The investigation occurred after Buttle uploaded images to Tumblr, which informed the U.S. National Centre for Missing and Exploited Children that the user who did it was located in southern Alberta.
Suspended a day for destroying evidence
EPS Const. Shane Faulkner was suspended without pay for 25 hours after admitting to destroying video evidence of him allegedly assaulting a prisoner in December 2004.
Faulkner was accused of kicking Archie Waskahat in the ribs while he was in handcuffs on the floor. He confiscated a disposable camera from a woman who had taken photos of the incident from a balcony and destroyed it by stepping on it.
Faulkner pled guilty to discreditable conduct for destroying the camera and insubordination for not documenting his altercation with Waskahat, but didn’t admit to assaulting him, which would have been an unlawful exercise of authority.
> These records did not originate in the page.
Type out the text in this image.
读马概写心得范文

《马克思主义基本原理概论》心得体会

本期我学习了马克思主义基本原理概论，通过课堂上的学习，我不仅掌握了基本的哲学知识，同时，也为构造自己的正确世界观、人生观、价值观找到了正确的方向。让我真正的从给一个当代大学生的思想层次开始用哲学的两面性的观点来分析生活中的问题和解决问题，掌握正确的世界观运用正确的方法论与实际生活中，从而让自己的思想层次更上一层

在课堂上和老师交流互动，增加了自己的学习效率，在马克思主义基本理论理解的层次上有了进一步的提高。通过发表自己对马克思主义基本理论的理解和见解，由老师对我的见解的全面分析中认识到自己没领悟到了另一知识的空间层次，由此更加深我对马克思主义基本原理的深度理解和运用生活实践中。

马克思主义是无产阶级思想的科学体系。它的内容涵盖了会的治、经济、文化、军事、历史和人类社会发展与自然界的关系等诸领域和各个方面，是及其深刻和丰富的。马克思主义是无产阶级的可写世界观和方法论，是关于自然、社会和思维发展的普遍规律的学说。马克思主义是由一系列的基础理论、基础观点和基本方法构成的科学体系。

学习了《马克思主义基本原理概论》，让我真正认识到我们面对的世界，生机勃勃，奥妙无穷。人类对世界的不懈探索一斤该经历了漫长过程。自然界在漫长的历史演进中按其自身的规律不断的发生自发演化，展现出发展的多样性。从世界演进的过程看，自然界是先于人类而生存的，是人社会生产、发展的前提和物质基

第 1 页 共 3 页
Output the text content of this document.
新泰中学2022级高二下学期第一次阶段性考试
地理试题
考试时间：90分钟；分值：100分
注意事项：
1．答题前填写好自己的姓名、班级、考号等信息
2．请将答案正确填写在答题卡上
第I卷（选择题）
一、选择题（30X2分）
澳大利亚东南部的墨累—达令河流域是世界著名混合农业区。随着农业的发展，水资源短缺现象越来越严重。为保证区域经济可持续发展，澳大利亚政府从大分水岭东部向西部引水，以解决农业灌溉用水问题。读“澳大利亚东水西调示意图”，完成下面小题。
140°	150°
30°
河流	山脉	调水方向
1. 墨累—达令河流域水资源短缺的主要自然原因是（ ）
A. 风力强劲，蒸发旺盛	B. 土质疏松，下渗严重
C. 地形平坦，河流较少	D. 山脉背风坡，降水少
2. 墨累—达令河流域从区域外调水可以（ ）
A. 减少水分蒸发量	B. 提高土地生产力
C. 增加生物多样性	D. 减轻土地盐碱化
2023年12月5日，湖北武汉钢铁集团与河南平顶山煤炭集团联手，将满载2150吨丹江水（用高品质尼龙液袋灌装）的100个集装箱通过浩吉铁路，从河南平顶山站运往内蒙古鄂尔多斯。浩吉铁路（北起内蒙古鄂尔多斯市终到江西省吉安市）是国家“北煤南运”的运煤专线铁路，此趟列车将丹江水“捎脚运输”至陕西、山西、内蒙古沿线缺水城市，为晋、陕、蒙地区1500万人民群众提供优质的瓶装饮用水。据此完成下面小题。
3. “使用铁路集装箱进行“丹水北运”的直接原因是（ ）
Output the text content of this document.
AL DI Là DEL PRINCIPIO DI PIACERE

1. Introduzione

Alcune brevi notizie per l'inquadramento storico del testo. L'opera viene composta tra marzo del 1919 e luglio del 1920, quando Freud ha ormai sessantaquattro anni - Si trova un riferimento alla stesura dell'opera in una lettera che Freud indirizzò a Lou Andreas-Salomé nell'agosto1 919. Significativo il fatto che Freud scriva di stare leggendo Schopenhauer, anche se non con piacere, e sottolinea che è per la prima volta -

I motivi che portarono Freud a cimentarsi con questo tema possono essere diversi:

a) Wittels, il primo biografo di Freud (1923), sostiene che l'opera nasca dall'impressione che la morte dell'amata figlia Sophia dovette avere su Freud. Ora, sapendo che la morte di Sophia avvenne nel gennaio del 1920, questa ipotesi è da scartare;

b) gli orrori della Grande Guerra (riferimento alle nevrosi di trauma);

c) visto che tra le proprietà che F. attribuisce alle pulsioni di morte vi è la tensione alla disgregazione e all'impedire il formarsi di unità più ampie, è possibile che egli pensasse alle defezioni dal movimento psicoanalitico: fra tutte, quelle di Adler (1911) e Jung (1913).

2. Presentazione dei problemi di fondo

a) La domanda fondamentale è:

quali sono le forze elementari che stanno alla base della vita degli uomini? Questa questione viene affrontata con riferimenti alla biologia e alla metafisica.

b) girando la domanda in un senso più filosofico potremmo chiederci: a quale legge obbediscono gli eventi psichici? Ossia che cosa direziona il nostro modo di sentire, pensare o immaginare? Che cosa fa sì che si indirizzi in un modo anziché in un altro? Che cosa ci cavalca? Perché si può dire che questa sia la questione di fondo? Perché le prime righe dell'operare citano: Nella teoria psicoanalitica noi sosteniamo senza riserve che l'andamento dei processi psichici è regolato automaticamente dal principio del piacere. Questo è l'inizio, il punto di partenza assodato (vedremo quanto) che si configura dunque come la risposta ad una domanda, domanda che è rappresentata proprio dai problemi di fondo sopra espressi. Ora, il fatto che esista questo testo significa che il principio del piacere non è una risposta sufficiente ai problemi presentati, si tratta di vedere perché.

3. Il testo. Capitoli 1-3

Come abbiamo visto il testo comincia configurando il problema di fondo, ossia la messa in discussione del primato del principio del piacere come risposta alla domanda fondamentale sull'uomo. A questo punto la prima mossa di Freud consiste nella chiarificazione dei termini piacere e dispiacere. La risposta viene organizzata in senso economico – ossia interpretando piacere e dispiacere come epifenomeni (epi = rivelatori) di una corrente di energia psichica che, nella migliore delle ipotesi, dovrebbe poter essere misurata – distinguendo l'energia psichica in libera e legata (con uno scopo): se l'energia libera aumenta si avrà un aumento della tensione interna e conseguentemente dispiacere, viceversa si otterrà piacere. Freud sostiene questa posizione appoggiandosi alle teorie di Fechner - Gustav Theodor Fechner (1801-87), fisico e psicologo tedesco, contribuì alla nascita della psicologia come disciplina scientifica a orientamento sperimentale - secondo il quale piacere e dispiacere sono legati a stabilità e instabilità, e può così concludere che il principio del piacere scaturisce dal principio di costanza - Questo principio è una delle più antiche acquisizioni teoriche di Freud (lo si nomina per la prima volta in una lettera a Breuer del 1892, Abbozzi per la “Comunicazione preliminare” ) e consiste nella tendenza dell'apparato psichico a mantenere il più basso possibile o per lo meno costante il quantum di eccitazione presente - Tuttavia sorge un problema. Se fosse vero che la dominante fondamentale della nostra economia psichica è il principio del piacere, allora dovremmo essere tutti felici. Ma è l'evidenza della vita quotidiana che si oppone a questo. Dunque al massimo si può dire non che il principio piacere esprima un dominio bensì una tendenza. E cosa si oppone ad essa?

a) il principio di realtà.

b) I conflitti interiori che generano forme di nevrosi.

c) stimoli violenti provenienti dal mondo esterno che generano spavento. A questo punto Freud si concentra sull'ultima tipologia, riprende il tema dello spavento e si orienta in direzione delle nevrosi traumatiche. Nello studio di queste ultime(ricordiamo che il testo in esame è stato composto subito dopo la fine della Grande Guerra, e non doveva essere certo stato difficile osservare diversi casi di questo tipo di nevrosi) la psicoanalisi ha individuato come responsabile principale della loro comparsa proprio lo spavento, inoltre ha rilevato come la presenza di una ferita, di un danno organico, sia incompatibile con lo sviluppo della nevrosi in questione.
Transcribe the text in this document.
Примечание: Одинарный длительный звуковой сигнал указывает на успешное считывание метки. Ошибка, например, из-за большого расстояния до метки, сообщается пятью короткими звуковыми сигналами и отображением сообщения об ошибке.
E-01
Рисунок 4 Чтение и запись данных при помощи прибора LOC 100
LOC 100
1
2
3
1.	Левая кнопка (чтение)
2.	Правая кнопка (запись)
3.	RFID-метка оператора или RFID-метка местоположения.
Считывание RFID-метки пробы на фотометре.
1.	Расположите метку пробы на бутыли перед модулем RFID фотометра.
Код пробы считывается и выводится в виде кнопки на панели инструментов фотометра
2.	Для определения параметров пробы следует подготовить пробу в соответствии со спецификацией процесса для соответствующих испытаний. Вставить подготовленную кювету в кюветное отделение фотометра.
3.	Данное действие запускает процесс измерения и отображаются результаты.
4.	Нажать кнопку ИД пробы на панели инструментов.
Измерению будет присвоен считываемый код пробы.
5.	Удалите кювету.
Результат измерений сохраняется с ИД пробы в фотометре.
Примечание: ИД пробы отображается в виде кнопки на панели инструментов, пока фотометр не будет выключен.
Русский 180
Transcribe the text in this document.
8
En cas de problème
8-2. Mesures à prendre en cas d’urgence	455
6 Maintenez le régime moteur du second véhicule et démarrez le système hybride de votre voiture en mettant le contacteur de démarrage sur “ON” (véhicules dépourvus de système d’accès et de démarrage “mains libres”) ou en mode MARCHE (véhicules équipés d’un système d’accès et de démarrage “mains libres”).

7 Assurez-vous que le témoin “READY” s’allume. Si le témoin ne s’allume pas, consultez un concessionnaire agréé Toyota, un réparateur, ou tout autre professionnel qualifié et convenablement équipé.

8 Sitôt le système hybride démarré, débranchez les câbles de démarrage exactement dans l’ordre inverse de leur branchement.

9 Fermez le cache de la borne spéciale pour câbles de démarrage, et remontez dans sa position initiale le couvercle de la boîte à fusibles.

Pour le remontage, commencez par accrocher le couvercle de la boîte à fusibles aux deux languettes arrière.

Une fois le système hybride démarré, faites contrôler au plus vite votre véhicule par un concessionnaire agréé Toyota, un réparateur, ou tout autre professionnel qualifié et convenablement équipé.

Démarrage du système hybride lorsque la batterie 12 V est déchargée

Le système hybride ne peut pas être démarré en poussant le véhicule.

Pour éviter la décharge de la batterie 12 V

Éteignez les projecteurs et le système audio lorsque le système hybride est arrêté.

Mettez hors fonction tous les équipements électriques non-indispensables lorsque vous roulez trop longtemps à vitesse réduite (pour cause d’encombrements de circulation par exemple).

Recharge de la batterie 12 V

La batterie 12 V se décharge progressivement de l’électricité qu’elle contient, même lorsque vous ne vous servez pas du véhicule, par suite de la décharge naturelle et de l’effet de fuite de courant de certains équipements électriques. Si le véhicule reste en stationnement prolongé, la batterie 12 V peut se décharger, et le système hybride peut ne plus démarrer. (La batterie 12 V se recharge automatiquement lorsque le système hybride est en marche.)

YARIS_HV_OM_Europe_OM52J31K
Criminal charges of assault and obstruction of justice against Faulkner were later dropped.
Access the full database here.
In others news …
Starbucks locations in Lethbridge file to unionize
United Steelworkers (USW) is aiming to represent 115 workers at five locations across the southwestern Alberta city of about 100,000.
A news release from the union suggests the company’s failure to keep workers safe during the pandemic was a motivating factor for unionizing.
“Throughout the pandemic, Starbucks workers have faced unrealistic expectations from the coffee giant. Workers are burning out and are struggling mentally and physically,” USW organizer Pablo Guerra wrote. “From challenges of PPE, employee shortages, being forced to come into work sick, and added pressures from mobile ordering and complex drink orders, workers have had enough and are demanding better from Starbucks.”
USW represents baristas at the Victoria’s Douglas Street drive-thru location — the only unionized Starbucks in Canada.
A USW-led drive to organize workers at the Chinook Centre food court Starbucks in Calgary failed to win a certification vote earlier this year.